Este talvez seja um dos dons mais raros de todos, mas ainda deve ser buscado, para que ao menos algumas pessoas em cada época tenham uma santidade e bondade cativantes em sua pureza. 

4. Assertividade. — Ser apropriadamente assertivo é atender às necessidades de alguém sem pisar outras pessoas. E qual é a maior necessidade de qualquer santo? Proclamar a Cristo crucificado e ressuscitado. Desse modo, quando Pedro e João são instados a parar de proclamar o nome de Jesus, reafirmam a necessidade e o direito de continuarem a fazê-lo. Mas o fazem sem desrespeitar os líderes que estão diante deles. Não gritam: “Não vos escutaremos!” Não os desrespeitam pessoalmente de modo algum. Ao contrário, recomendam-se à consciência dos líderes como forma de recusar respeitosamente uma ordem a que não podem obedecer: “Julgai-o vós mesmos se é justo diante de Deus obedecermos a vós mais do que a Deus. Não podemos deixar de falar das coisas que temos visto e ouvido”.

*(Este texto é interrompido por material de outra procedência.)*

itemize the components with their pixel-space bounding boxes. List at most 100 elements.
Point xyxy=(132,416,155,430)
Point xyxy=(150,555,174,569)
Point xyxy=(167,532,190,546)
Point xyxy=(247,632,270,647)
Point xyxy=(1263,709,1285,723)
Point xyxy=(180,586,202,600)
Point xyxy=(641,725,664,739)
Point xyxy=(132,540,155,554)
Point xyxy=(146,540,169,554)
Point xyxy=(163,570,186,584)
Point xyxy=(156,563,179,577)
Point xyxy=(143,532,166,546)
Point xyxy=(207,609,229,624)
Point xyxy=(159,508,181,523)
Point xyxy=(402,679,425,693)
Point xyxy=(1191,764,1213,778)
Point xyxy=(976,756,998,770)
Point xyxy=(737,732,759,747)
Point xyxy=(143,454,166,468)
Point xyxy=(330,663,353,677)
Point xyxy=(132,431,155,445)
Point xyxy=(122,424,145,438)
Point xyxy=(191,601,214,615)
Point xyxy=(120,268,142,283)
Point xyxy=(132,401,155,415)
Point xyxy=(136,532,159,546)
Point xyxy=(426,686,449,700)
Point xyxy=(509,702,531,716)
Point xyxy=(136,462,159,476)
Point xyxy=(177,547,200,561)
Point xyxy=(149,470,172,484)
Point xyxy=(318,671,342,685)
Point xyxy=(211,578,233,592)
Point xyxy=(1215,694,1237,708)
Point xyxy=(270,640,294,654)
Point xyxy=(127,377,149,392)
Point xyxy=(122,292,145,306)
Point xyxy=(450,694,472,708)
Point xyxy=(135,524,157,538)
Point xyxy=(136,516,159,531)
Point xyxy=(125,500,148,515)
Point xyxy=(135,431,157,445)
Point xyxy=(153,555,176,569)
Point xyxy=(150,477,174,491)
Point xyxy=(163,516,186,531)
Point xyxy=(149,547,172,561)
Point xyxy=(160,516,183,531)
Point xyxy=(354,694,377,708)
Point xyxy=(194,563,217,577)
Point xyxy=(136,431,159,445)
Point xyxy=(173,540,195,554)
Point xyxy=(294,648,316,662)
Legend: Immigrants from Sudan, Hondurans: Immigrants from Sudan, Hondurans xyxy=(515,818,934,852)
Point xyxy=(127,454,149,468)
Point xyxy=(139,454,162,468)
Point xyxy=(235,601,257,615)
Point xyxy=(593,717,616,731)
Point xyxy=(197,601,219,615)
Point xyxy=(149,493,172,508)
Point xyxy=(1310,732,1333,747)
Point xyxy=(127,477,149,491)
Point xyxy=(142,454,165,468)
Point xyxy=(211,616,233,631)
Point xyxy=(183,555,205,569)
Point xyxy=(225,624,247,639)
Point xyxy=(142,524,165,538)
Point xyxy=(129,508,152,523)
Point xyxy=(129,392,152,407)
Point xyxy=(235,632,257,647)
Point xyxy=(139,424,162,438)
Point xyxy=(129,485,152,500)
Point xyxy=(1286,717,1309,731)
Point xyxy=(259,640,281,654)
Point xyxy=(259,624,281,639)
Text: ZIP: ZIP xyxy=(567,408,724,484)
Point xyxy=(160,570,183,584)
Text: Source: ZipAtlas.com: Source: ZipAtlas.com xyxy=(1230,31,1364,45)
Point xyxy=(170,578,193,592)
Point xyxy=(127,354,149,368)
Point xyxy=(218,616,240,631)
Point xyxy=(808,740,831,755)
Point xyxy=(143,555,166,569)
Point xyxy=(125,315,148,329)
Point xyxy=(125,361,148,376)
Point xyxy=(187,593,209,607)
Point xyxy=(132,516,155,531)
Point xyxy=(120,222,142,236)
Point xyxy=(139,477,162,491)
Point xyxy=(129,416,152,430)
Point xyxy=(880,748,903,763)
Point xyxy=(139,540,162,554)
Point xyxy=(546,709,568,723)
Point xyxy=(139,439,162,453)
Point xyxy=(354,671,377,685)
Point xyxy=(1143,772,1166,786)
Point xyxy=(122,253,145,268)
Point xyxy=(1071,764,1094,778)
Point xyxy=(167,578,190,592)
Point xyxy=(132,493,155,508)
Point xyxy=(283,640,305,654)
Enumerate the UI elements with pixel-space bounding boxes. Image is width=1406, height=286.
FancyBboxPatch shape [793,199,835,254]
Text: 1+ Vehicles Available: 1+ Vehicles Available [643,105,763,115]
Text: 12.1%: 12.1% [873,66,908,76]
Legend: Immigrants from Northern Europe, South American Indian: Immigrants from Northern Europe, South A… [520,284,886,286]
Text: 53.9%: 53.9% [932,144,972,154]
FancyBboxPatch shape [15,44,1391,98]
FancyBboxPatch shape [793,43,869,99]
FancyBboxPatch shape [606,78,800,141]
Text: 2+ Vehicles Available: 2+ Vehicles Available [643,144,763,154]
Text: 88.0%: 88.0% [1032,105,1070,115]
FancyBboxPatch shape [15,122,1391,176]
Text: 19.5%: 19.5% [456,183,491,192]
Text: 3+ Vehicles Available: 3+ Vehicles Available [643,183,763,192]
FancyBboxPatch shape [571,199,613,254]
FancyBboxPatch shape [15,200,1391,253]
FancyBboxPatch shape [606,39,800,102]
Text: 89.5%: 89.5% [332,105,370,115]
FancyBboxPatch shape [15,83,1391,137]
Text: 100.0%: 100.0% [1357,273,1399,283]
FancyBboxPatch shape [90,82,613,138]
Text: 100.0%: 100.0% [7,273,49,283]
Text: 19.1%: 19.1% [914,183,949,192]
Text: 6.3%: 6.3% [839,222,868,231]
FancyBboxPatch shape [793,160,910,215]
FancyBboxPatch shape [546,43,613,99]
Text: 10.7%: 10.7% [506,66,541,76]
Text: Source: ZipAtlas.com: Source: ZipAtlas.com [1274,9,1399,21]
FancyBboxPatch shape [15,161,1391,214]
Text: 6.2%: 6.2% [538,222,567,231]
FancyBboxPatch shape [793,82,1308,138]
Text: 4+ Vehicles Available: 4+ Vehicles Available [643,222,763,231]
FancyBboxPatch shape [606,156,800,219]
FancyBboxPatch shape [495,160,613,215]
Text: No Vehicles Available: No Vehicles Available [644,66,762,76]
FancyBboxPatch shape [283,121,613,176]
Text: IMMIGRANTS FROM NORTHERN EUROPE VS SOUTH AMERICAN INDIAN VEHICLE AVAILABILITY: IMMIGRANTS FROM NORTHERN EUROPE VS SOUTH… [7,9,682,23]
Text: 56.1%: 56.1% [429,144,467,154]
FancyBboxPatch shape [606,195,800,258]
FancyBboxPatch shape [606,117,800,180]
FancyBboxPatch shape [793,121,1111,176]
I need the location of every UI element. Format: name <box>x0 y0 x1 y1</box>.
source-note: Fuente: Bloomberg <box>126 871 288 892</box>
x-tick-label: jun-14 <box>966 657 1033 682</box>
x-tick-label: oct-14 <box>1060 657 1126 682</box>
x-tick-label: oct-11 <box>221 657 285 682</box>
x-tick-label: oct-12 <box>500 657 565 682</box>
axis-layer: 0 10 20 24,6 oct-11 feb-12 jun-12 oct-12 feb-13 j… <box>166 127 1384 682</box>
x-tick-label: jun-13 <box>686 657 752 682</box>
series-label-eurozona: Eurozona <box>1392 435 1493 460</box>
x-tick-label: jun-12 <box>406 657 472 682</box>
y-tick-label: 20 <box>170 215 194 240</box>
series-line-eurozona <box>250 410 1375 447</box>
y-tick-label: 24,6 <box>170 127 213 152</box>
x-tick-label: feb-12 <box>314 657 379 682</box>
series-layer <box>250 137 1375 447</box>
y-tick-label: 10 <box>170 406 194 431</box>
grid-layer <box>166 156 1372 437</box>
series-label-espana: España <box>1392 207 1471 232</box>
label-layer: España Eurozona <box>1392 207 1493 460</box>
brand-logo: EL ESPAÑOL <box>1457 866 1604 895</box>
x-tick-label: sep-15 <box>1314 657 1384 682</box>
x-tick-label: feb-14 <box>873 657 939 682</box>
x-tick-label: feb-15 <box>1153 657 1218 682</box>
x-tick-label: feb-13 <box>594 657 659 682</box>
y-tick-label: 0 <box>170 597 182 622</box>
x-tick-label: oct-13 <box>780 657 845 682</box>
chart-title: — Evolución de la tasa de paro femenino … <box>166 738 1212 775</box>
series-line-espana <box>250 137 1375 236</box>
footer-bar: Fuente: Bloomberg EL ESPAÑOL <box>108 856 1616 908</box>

Em outras palavras, eles dizem: “Irmãos, anciãos, não concordais com que um homem há de obedecer a Deus antes que a qualquer outro homem? Fazei o que tendes de fazer. Tende vossos juízos. Nós, porém, devemos obedecer ao Senhor e falar de Jesus até o nosso último suspiro.”

São respeitosos, mas falam com clareza; afirmam a si mesmos e sua missão, mas não atacam nem pisoteiam as reputações ou a justa autoridade dos membros daquela comunidade ou estado; não podem cooperar com uma ordem vil, mas não atacam nem encenam uma tentativa de tomar o poder. Ficam diante de seus oponentes e olham nos olhos deles. Não fogem nem cedem ao medo, mas tampouco se tornam como eles no que diz respeito à arrogância e a exigências injustas. 

Este é um bom modelo para nós que estamos começando a viver dias difíceis, nos quais as pressões da cultura e do governo podem exigir que nos recusemos a cooperar com demandas perversas. Nosso objetivo não é humilhar nem vencer nossos oponentes, mas convertê-los, e se não os convertermos, que ao menos possamos converter a cultura ao nosso redor. Como diz S. Paulo: “Afastamos de nós todo procedimento fingido e vergonhoso. Não andamos com astúcia, nem falsificamos a Palavra de Deus. Pela manifestação da verdade nós nos recomendamos à consciên­cia de todos os homens, diante de Deus” (2Cor 4, 2). 

Aqui temos um modelo para nós e alguns desafios. Temos de manifestar uma corajosa e sincera confiança no Evangelho que proclamamos, porque conhecemos Jesus e estamos sendo conformados à sua imagem. Na verdade, deveríamos pedir e nos esforçar para ter aquela rara santidade, cativante em sua pureza, mas que também nos leva a anunciar a Cristo assertivamente, sem concessões nem hipocrisia. — Ajudai-nos, Senhor!